You Will Know Me by Megan Abbott


  “Are you sure you didn’t dream that?” Katie said, rolling the tape tighter and tighter in her palm.

  “You always think I dreamed things that were real. They came when we were at that meet after Halloween, the one far away. We didn’t get back in time to empty out my cubby. The Parthenon got ruined.”

  “Oh, Drew, yes,” Katie said. “That was rotten.” Drew’s prizewinning sugar-cube Parthenon—the same kind she’d made when she was in fourth grade more than a quarter century ago. Like his sister, he did everything with precision, until his hands were hard with glue.

  The entire drive home after the meet, she and Eric kept promising they’d make it back in time. We’ll rescue the Parthenon, kiddo! Eric said, pounding the gas.

  But by the time they got home, the remediation workers had thrown it away, dumped it in a bin out behind the school.

  “I’m sorry, honey,” she said now. “We all felt really bad about it.”

  Drew didn’t say anything, just looked back up at the window, the sticky streak where the tape had been.

  “Drew,” she said, looking at his digital clock, “where’s Devon?”

  “School,” he said. “Mrs. Chu came and got her. She said you needed to sleep and to let you.”

  “Drew,” she said, rolling the tape in her hand until it was fine as wire, “go watch TV. Watch anything you want. Mom has to work.”

  It was as if her body were moving on its own, pure muscle memory.

  Later, she would wonder why she didn’t even hesitate.

  Standing over the sink, she tore every bit of the tape off her fingers, where it stuck, glue-thick, to her nails. The sound of her own breaths like an animal.

  The garbage disposal hummed and grinded and then she wondered if it would be enough. Would the tape, like potato peels, celery string, grip and line the pipes, stay there forever?

  Devon, you ok?

  Yes, she texted back.

  Have u heard from yr dad?

  Dont want to talk abt dad

  I’m coming to get you

  Mom, no. I want to be here.

  Everything will be ok, D

  Ok mom

  It was all adrenaline, blood. Breathe in, breathe out.

  Back downstairs, turning on her laptop, nearly shaking it to life.

  Eric had taken the car to the shop—which day had that been? Was it a tune-up? A cranking sound, the alternator again? There were always car problems, both their Fords gasping past a hundred thousand miles, countless out-of-state meets, the daily sojourns to and from gym, school, booster meetings.

  She couldn’t recall seeing his car the day they learned about Ryan. Katie had driven them all to practice in her old warhorse, Eric decamping to a nearby diner with his laptop.

  All she could remember was his car was in the shop the day of Ryan’s funeral, and when she came home after, she’d found Eric in the garage, the car returned.

  And the garage—hadn’t it smelled of something? Solvent, or aerosol.

  Or was it paint?

  She tried to log on to their credit-card sites, but she didn’t know the passwords. Eric paid those bills.

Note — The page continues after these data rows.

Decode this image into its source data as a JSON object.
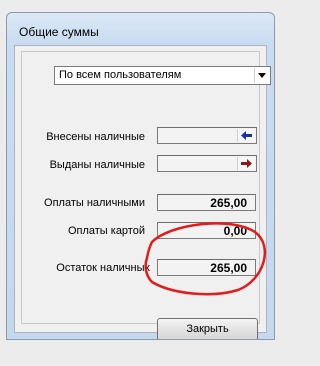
{
  "window": {
    "title": "Общие суммы"
  },
  "filter": {
    "selected": "По всем пользователям"
  },
  "rows": {
    "cash_in": {
      "label": "Внесены наличные",
      "value": ""
    },
    "cash_out": {
      "label": "Выданы наличные",
      "value": ""
    },
    "cash_payments": {
      "label": "Оплаты наличными",
      "value": "265,00"
    },
    "card_payments": {
      "label": "Оплаты картой",
      "value": "0,00"
    },
    "cash_balance": {
      "label": "Остаток наличных",
      "value": "265,00"
    }
  },
  "buttons": {
    "close_label": "Закрыть"
  },
  "colors": {
    "cash_in_arrow": "#1a2fb0",
    "cash_out_arrow": "#8c1a1a",
    "annotation": "#e21b1b"
  },
  "icons": {
    "cash_in": "arrow-left-icon",
    "cash_out": "arrow-right-icon",
    "dropdown": "chevron-down-icon"
  }
}
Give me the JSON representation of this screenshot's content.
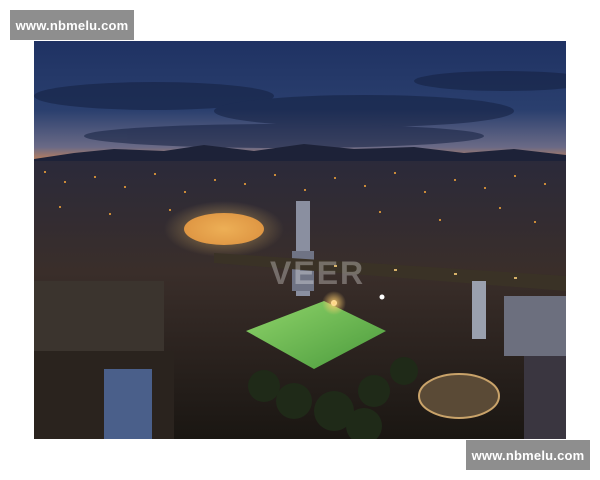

  She didn’t know anything.

  Click-clicking, palm wet and sticky, she tried to open his e-mail.

  Incorrect password.

  It had been Elite-D, for years. The only password they ever used, but now it didn’t work.

  One by one, she yanked open all the warping plywood drawers of the desk, paper wafting. Booster minutes, work orders, credit-card bills, mortgage statements, past-dues. One drawer glided free, landing on the floor, releasing something.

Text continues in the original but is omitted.